Abbiamo affrontato in altri articoli il problema della tutela degli output dell’intelligenza artificiale e quello del machine learning tramite contenuti protetti e dati personali. Oggi parliamo della tutela dei fruitori di contenuti prodotti dall’IA, sotto il particolare profilo della loro riconoscibilità.
L’IA consente di manipolare immagini e video per creare contenuti tanto realistici da sembrare autentici. L’utilizzo di queste tecnologie pone anzitutto un problema di violazione dei diritti del soggetto umano eventualmente rappresentato, ma anche un tema di affidamento da parte di chi entra in contatto con il contenuto non genuino. Questo aspetto dell’IA è affrontato nei recenti provvedimenti dell’Unione europea e del governo italiano.
Il testo europeo che regola alcuni aspetti dell’IA – il c.d. AI ACT in via di emanazione – prevede all’art. 50 un’articolata disciplina in questa materia. In sintesi, questa norma chiede anzitutto ai fornitori di sistemi di IA che generano contenuti di qualunque genere (audio, immagine, video o testuali) di garantire che gli output siano marcati come generati dall’IA. Questa regola non si applica nel solo caso in cui i sistemi di IA svolgano una funzione di mera assistenza all’attività umana, senza modificare in modo sostanziale gli input forniti dall’utilizzatore (il warning non serve dunque ad esempio per un’immagine migliorata con Photoshop).
L’art. 50 obbliga dunque anzitutto gli sviluppatori a fare in modo che i contenuti generati dai loro sistemi di intelligenza artificiale siano marcati in modo da essere riconoscibili come tali a un’analisi informatica. Regole stringenti sono poi poste a carico anche di chi utilizzi sistemi di IA per generare i c.d. deep fake. Trattasi dei contenuti che l’AI ACT (art. 3(60)) definisce come “un’immagine o un contenuto audio o video generato o manipolato dall’IA che assomiglia a persone, oggetti, luoghi, entità o eventi esistenti e che appare falsamente autentico o veritiero”. Coloro che utilizzino sistemi di IA per generare “deep fake” devono rendere noto “in maniera chiara e distinguibile al più tardi al momento della prima interazione o esposizione” che il contenuto è stato generato o manipolato artificialmente. Le modalità di questa indicazione possono variare a seconda del contenuto e del contesto, considerato che qualora esso faccia parte di un’opera che ha fini “manifestamente artistici, creativi, satirici o fittizi”, gli obblighi di trasparenza si limitano alla rivelazione dell’esistenza di tali contenuti manipolati, senza “ostacolare l’esposizione o il godimento dell’opera”.

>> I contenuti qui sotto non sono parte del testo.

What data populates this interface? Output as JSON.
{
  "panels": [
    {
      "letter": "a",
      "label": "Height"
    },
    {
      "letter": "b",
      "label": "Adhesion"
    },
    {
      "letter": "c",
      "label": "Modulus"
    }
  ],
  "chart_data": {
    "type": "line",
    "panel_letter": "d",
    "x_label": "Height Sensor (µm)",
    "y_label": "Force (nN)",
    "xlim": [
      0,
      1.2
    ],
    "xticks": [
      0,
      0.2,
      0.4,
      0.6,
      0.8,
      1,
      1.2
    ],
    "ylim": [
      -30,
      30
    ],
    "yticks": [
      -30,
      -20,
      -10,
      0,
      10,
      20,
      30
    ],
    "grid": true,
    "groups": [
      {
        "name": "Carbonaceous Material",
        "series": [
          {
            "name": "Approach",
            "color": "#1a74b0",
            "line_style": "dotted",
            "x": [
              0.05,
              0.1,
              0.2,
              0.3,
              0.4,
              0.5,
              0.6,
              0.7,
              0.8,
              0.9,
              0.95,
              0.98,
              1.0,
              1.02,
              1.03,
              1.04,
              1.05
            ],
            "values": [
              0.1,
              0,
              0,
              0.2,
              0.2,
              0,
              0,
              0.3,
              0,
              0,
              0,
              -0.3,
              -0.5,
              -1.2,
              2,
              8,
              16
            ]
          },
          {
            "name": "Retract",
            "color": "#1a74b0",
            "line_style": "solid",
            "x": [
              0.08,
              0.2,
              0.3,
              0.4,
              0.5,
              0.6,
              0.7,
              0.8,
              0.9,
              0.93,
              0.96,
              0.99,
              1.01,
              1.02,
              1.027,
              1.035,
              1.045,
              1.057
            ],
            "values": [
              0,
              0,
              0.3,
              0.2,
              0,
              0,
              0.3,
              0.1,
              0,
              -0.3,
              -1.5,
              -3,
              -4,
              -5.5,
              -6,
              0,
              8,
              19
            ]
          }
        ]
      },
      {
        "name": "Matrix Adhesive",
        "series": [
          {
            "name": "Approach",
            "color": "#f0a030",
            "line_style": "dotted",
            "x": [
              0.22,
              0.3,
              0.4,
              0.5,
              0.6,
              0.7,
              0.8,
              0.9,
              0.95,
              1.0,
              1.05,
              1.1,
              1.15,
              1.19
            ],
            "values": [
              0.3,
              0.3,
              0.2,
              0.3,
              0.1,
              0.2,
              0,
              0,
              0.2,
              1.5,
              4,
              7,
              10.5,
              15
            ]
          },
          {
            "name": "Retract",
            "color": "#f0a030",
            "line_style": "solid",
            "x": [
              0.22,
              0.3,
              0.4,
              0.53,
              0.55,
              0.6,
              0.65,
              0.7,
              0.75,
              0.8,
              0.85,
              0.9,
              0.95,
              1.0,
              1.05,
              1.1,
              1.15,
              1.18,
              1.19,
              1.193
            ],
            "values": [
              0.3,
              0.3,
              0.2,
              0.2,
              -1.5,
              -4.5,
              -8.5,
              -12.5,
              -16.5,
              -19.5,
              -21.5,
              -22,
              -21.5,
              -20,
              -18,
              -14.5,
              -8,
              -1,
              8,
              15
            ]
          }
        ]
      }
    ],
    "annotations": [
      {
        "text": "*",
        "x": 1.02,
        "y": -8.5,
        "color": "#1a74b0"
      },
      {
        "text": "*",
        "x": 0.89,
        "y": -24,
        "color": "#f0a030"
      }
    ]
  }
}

Anche il recente disegno di legge proposto dal governo italiano in tema di IA propone tra l’altro delle regole in linea con quanto previsto dall’IA Act, con particolare attenzione per i contenuti di informazione. L’art. 23 del DDL IA prevede infatti (intervenendo sulla disciplina di settore, il Testo Unico dei Servizi Media Audiovisivi) che qualunque contenuto informativo diffuso da emittenti e piattaforme (televisive o radiofoniche) che sia generato o modificato dall’IA in modo da presentare come reali fatti o informazioni che non lo sono, deve essere reso chiaramente riconoscibile dagli utenti mediante inserimento di un elemento o segno identificativo riconoscibile (ad esempio la dizione “IA”), all’inizio e fine della trasmissione, e a ogni ripresa del programma a seguito di interruzione pubblicitaria. Anche il DDL IA mostra un maggior favore per i contenuti “creativi, satirici, artistici o fittizi”, rispetto ai quali non è richiesta l’apposizione del segno di riconoscimento previsto per i programmi informativi. Il DDL IA introduce poi un obbligo a carico delle piattaforme di condivisione dei contenuti, che dovranno rendere disponibile una funzionalità che consenta agli utenti di indicare quali contenuti caricati sono eventualmente deep fake. Il DDL IA rende tuttavia illecita (art. 25 DDL IA), sanzionandola penalmente, la diffusione di deep fake che cagionino al soggetto rappresentato un danno ingiusto, introducendo nel codice penale (art. 612-quater) il reato di “Illecita diffusione di contenuti generati o alterati con sistemi di intelligenza artificiale”, punito con la reclusione da uno a cinque anni.
La legislazione europea e quella nazionale si sono dunque entrambe orientate verso un assetto che non vieta i contenuti deep fake che non provocano un danno ingiusto a una persona determinata, salvo richiedere che essi siano effettivamente riconoscibili, con misure la cui idoneità allo scopo è da valutare a seconda dei casi e dei contenuti.